For the latest version, view our documentation for Immuta SaaS or the latest self-hosted version.

Trusted Libraries Installation

Audience: System Administrators

Content Summary: This page outlines how to install and configure trusted third-party libraries for Databricks.

1 - Install the Library

  1. In the Databricks Clusters UI, install your third-party library .jar or Maven artifact with Library Source Upload, DBFS, DBFS/S3, or Maven.
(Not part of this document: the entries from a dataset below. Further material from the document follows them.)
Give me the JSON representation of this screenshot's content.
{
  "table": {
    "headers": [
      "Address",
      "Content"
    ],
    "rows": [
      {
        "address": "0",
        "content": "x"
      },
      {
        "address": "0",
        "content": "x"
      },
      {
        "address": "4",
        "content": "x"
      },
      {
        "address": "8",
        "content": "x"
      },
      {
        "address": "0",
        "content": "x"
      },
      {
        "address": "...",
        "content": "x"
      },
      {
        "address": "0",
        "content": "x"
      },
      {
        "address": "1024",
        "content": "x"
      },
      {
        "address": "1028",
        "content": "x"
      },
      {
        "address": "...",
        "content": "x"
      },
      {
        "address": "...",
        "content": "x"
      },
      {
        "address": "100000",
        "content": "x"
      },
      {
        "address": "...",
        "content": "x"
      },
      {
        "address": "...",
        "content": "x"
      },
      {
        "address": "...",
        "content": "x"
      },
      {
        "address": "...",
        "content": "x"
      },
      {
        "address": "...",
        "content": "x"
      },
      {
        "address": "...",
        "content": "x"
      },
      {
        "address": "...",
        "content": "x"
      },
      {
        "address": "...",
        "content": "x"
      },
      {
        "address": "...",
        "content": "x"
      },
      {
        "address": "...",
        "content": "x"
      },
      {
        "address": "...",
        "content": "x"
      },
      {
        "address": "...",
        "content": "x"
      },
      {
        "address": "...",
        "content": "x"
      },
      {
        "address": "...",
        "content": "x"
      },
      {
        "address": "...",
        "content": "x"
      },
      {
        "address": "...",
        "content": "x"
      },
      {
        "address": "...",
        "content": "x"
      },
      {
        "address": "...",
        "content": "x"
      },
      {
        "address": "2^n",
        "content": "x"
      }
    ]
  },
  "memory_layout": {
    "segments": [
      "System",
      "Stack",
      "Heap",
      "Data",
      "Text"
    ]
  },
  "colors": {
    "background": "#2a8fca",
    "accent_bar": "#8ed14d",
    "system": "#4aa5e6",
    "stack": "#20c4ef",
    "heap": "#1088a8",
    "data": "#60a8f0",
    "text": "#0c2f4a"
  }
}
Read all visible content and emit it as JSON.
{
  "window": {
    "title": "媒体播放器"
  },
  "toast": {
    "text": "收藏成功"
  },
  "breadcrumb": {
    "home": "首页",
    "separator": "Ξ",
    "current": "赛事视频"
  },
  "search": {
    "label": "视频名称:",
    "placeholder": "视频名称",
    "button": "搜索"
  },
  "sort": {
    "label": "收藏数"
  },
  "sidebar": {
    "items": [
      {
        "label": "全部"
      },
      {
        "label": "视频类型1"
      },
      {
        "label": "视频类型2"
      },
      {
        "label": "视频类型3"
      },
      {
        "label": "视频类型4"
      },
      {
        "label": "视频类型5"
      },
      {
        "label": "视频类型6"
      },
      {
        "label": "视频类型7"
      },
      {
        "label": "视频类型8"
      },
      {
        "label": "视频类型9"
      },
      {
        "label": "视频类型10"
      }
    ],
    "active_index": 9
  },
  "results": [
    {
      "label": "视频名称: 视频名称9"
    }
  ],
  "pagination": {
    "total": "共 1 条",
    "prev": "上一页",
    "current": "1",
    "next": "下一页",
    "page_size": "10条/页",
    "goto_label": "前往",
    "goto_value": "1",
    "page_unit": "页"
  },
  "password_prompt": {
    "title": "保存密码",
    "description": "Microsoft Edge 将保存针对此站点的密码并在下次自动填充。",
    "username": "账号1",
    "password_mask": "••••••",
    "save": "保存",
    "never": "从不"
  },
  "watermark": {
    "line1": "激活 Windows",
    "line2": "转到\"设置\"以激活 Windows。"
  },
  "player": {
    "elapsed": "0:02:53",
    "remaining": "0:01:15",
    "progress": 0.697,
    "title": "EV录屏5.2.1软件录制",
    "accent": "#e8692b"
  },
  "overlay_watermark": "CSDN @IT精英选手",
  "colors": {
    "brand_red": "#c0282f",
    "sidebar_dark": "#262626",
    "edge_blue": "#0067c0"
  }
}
Alternatively, use the Databricks libraries API.

    Install Library

  2. In the Databricks Clusters UI, add the IMMUTA_SPARK_DATABRICKS_TRUSTED_LIB_URIS property as a Spark environment variable and set it to your artifact's URI:

    Maven Artifacts

    For Maven artifacts, the URI is maven:/<maven_coordinates>, where <maven_coordinates> is the Coordinates field found when clicking on the installed artifact on the Libraries tab in the Databricks Clusters UI. Here's an example of an installed artifact:

    Maven Artifact

    In this example, you would add the following Spark environment variable:

    IMMUTA_SPARK_DATABRICKS_TRUSTED_LIB_URIS=maven:/com.github.immuta.hadoop.immuta-spark-third-party-maven-lib-test:2020-11-17-144644
    

    .jar Artifacts

    For jar artifacts, the URI is the Source field found when clicking on the installed artifact on the Libraries tab in the Databricks Clusters UI. For artifacts installed from DBFS or S3, this ends up being the original URI to your artifact. For uploaded artifacts, Databricks will rename your .jar and put it in a directory in DBFS. Here's an example of an installed artifact:

    Jar Artifact

    In this example, you would add the following Spark environment variable:

    IMMUTA_SPARK_DATABRICKS_TRUSTED_LIB_URIS=dbfs:/immuta/bstabile/jars/immuta-spark-third-party-lib-test.jar
    

    Specifying More than One Trusted Library

    To specify more than one trusted library, comma delimit the URIs:

    IMMUTA_SPARK_DATABRICKS_TRUSTED_LIB_URIS=maven:/my.group.id:my-package-id:1.2.3,dbfs:/path/to/my/library.jar
    
  3. Restart the cluster.

2 - Execute a Command in a Notebook

Once the cluster is up, execute a command in a notebook. If the trusted library installation is successful, you should see driver log messages like this:

TrustedLibraryUtils: Successfully found all configured Immuta configured trusted libraries in Databricks.
TrustedLibraryUtils: Wrote trusted libs file to [/databricks/immuta/immutaTrustedLibs.json]: true.
TrustedLibraryUtils: Added trusted libs file with 1 entries to spark context.
TrustedLibraryUtils: Trusted library installation complete.